Com’è nato il tuo primo ristorante Vovolina, in Brasile?

«Ero appena arrivato in questo paesino, Vale do Capão, nella Chapada Diamantina, nello stato di Bahia, un posto paradisiaco abitato da 600 persone, ma molto frequentato da trekker da tutto il mondo, perché all’entrata di un parco nazionale. Il primo giorno conobbi per caso, in piazza, un signore cileno sulla sessantina, che abitava lì già da trent’anni ed da un po’ di tempo non aveva più voglia di gestire il suo ristorante. Mentre gli facevo le lasagne, parlavamo del carnevale, che sarebbe cominciato qualche giorno dopo, e che in Brasile significa una settimana di festa, grande movimento, nessuno che lavora…lì decidemmo di provare ad aprire insieme il ristorante. Aprimmo una piccola società per cui io cucinavo e lui mi dava lo spazio per farlo. Rimasi un anno e mezzo. Sperimentavamo con i prodotti della foresta, come nessuno aveva mai fatto in quella zona. Per esempio, avevamo cominciato a fare l’hummus di semi di jackfruit (ndr. frutto di una pianta tropicale), a cui nessuno aveva mai pensato prima, e tutti assaggiavano meravigliati. Fu un successo, e questo concetto ho voluto riportalo qui, creando un’unione con gli ingredienti tradizionali della cucina italiana».

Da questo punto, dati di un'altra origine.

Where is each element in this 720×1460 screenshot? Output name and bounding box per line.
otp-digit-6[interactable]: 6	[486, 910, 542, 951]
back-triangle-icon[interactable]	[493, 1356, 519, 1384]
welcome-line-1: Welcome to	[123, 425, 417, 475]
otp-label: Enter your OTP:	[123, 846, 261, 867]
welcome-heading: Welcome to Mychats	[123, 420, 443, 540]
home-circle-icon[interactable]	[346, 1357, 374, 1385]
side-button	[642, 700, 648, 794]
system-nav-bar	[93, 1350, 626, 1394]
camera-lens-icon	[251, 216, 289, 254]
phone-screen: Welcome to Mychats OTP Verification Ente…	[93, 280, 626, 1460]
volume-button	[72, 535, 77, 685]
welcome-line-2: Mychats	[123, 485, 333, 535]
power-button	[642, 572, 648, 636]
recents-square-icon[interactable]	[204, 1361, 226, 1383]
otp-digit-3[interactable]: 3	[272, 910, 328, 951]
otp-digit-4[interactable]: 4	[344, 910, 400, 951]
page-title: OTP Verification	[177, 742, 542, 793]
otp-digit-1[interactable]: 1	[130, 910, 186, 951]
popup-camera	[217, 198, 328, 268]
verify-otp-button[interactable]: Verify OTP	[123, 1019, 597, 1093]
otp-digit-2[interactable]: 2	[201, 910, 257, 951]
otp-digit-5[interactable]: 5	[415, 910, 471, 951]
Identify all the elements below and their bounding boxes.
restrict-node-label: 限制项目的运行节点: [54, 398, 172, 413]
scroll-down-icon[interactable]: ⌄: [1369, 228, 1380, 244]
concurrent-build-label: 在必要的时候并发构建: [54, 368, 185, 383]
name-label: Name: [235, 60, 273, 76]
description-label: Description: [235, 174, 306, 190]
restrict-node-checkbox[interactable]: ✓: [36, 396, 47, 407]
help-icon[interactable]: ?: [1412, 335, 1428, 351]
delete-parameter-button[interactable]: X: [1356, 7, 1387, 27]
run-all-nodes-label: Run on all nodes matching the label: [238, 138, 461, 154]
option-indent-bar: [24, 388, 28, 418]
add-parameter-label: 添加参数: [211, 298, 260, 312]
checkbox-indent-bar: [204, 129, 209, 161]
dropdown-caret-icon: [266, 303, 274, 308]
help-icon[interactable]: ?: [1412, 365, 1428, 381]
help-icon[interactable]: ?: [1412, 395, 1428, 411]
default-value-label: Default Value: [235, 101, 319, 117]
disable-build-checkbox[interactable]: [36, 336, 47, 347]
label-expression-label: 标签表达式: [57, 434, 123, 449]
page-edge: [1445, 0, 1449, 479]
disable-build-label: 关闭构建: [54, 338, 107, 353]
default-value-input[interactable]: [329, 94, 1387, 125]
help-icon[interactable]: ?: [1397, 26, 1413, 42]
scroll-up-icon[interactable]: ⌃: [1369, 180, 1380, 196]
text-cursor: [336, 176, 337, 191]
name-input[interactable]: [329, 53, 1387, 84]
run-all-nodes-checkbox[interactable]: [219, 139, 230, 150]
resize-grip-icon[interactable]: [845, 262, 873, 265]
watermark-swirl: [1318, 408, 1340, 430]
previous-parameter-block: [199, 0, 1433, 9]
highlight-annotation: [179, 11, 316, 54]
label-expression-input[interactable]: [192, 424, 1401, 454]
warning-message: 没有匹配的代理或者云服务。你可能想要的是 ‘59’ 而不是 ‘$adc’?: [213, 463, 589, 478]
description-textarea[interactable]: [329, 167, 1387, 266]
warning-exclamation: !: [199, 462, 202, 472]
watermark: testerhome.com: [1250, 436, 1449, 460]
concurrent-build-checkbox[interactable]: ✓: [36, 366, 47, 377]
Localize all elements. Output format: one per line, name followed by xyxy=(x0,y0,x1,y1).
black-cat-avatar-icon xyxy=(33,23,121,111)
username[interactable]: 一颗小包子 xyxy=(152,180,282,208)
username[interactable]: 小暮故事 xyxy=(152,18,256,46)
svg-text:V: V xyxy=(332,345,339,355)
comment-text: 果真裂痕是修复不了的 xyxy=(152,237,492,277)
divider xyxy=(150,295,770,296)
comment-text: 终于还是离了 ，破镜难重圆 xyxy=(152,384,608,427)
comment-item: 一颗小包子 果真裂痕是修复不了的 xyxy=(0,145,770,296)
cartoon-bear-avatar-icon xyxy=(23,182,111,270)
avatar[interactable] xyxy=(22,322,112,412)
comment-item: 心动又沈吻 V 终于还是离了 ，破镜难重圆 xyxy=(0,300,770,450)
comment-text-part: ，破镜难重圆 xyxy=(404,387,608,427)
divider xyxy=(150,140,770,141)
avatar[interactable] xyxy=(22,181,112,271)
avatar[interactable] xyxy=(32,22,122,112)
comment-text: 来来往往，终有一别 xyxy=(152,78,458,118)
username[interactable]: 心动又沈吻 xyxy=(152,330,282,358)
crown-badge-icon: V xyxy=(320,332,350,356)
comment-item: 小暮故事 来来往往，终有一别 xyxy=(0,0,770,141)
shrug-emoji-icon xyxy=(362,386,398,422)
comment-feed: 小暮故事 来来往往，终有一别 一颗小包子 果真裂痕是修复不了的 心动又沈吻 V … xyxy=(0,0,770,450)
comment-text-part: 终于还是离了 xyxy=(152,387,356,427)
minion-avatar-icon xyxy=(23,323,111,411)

Cosa ti ha riportato in Italia?

«Non avrei mai pensato di voler tornare, ma dopo otto anni da nomade andai a trovare mia sorella, che abitava a Lima da un anno, e sarebbe tornata in Italia a breve. In quel momento decisi che sarei tornato anche io a casa, per qualche mese, e presi il biglietto per Roma, ma anche quello di ritorno per Lima. Quando arrivai in Italia, mi portarono a vedere la casa in collina, e lì mi arrivò l’idea di riaprire Vovolina. Voleva essere un home restaurant, ma in sud America è facile, si mette un tavolo e due sedie fuori e nessuno dice niente. Ho passato del tempo a capire come potesse funzionare in Italia, cucinando prima per amici e famigliari, poi con il passaparola ho visto che il concetto cominciava a funzionare. Passati sei mesi avevo il biglietto di ritorno per Lima, con la bici, la tenda, le borse che mi aspettavano lì, ma decisi di rimanere. Non avevo però ancora voglia di fermarmi così tanto, infatti dopo qualche mese andai a fare un giro del Messico, in bicicletta ovviamente. Arrivato al confine con il Guatemala, dovevo decidere se scendere in Colombia, quindi continuare il mio viaggio per qualche anno, o tornare a casa e continuare con Vovolina, un altro tipo di viaggio. Al mio ritorno conobbi Sara, portata da un’amica ad una delle mie degustazioni. Nel frattempo abbiamo avuto un bebé, sono arrivati i gatti, la yurta, una storia molto bella…».

Qual è il messaggio di Vovolina per il mondo?

«Il messaggio è molto semplice: “mangiare bene non è equivalente a spendere soldi”. Poi c’è il nostro stile di vita, il cercare di vivere coltivando il proprio cibo, il vivere in armonia con quello che si ha intorno».

Ci son visioni future per Vovolina?

«Vogliamo diventare sempre più autonomi e autoprodurre tutto ciò che ci serve per vivere, trasformare sempre di più i nostri alimenti, e non scartiamo l’ipotesi di diventare azienda agricola, agriturismo. Non sarà qui però, ma dove Nonna Lina aveva la terra, vicino a Bologna, ci sono diversi ettari, coltivabili e di bosco, il fiume, e ci si potrebbe immaginare un progetto insieme ad altre famiglie, non essere soli in questo cambiamento. Un’altra possibilità è che Vovolina diventi “Vovolina on the Road”».